A pesar de tener consultas recurrentes, niños por aquí y por allá, siempre iba a verlas. Ver su pequeña sonrisa al darle el pecho a la recién nacida llenaba mi corazón, me sentía satisfecho pero a la vez sentía qué era más, a veces conversábamos sin llegar más allá.
Siempre son suavidad, nunca la obligué a contarme nada, aúnque me mataba la curiosidad sabía qué eso era algo privado y quizás aún más doloroso.
Y eso me estaba dando tantas vueltas en la cabeza, qué lo sentí muy personal, quería saber su razón, quería protegerlas... Y quizás algo más. Y eso, aúnque los demás lo veían como exageración, qué me están involucrando demasiado o una distracción.
Y eso me estaba pasando factura, por la preocupación.
Nunca pensé que me pasaría. No así. No de esa forma.
Eunha y Sol seguían en el hospital. No por complicaciones médicas, sino porque no tenían a dónde ir. El equipo social había iniciado una investigación tras confirmar que Eunha había huido de un entorno abusivo. No podían ser dadas de alta sin garantías mínimas de seguridad. Y mientras tanto, vivían entre pasillos, salas de descanso y miradas que no siempre sabían cómo recibirlas.

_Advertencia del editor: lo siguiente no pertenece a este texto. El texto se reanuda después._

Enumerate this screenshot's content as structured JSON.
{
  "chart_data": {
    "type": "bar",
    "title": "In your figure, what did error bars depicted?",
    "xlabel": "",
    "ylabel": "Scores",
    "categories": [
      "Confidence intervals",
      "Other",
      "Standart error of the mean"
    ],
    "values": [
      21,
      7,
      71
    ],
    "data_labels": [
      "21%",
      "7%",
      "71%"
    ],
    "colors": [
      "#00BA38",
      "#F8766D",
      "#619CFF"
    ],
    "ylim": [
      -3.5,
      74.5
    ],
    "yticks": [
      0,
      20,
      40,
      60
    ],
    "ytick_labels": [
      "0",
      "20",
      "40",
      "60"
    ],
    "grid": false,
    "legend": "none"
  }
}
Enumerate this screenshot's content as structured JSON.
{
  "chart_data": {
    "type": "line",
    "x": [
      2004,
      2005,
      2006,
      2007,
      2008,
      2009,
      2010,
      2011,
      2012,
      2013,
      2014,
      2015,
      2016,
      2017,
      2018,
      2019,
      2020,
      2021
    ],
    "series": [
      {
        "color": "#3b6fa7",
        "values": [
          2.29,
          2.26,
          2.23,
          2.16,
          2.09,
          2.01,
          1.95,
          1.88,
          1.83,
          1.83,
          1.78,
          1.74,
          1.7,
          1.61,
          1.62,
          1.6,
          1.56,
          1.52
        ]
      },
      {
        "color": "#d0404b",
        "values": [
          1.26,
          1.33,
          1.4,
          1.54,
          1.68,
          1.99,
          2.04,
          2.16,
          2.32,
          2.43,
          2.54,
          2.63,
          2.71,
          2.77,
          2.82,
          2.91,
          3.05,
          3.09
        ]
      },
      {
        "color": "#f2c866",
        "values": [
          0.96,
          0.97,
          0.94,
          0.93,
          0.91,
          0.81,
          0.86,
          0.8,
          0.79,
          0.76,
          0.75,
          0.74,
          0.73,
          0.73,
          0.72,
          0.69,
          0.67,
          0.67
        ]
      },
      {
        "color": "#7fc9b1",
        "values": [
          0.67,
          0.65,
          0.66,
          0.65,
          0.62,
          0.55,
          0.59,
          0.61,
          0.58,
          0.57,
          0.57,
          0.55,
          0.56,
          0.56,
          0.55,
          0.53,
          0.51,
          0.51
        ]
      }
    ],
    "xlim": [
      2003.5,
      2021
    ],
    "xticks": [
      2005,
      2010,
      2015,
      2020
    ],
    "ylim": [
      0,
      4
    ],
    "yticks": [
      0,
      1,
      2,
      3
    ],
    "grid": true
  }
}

No era amor. No aún. Era algo más complejo. Una mezcla de admiración, ternura, culpa y deseo de proteger. Me encontraba pensando en ellas incluso cuando estaba en consulta. Me distraía. Me perdía en recuerdos de la noche del parto, en la forma en que Sol se calmaba en mis brazos, en la mirada de Eunha cuando me preguntó por qué seguía allí.
Y entonces ocurrió.
Era martes. Tenía cinco consultas seguidas. El hospital estaba lleno, como siempre. El tercer paciente era un niño de tres años, Minho, con fiebre alta, vómitos y letargo. Su madre estaba angustiada, pero yo… yo no estaba del todo presente.
Revisé sus signos. Escuché su historia clínica. Pero mi mente estaba en otro lado. En Sol, que había tenido una leve desaturación esa mañana. En Eunha, que había llorado en silencio en la sala de lactancia. En mí, que no sabía cómo separar lo profesional de lo humano.
—Es una virosis —dije, casi automático—. Hidratación oral, antipiréticos. En casa estará bien.
La madre dudó. Me miró con ojos que pedían algo más. Pero yo asentí, le entregué la receta, y pasé al siguiente paciente.
Dos horas después, Minji me llamó con urgencia.
—Jisung, el niño que viste esta mañana… está en shock séptico. Lo trajeron de vuelta. Está en cuidados intensivos.
Sentí que el mundo se detenía.
Corrí. Revisé su expediente. Releí mis notas. Y lo vi. Lo que no vi antes. Signos de meningismo. Rigidez de nuca. Petequias leves en el abdomen. Todo estaba allí. Todo lo que debí haber notado. Pero no lo hice.
Entré a la UCI. Minho estaba intubado, con dopamina intravenosa, antibióticos de amplio espectro, y una madre que me miraba como si yo fuera el responsable. Porque lo era.
Me encerré en la sala de descanso. Me quité la bata. Me senté en el suelo. Y lloré.
No por mí. Por él. Por lo que pudo haber pasado. Por lo que casi pasó.
Minji entró. No dijo nada. Solo se sentó a mi lado.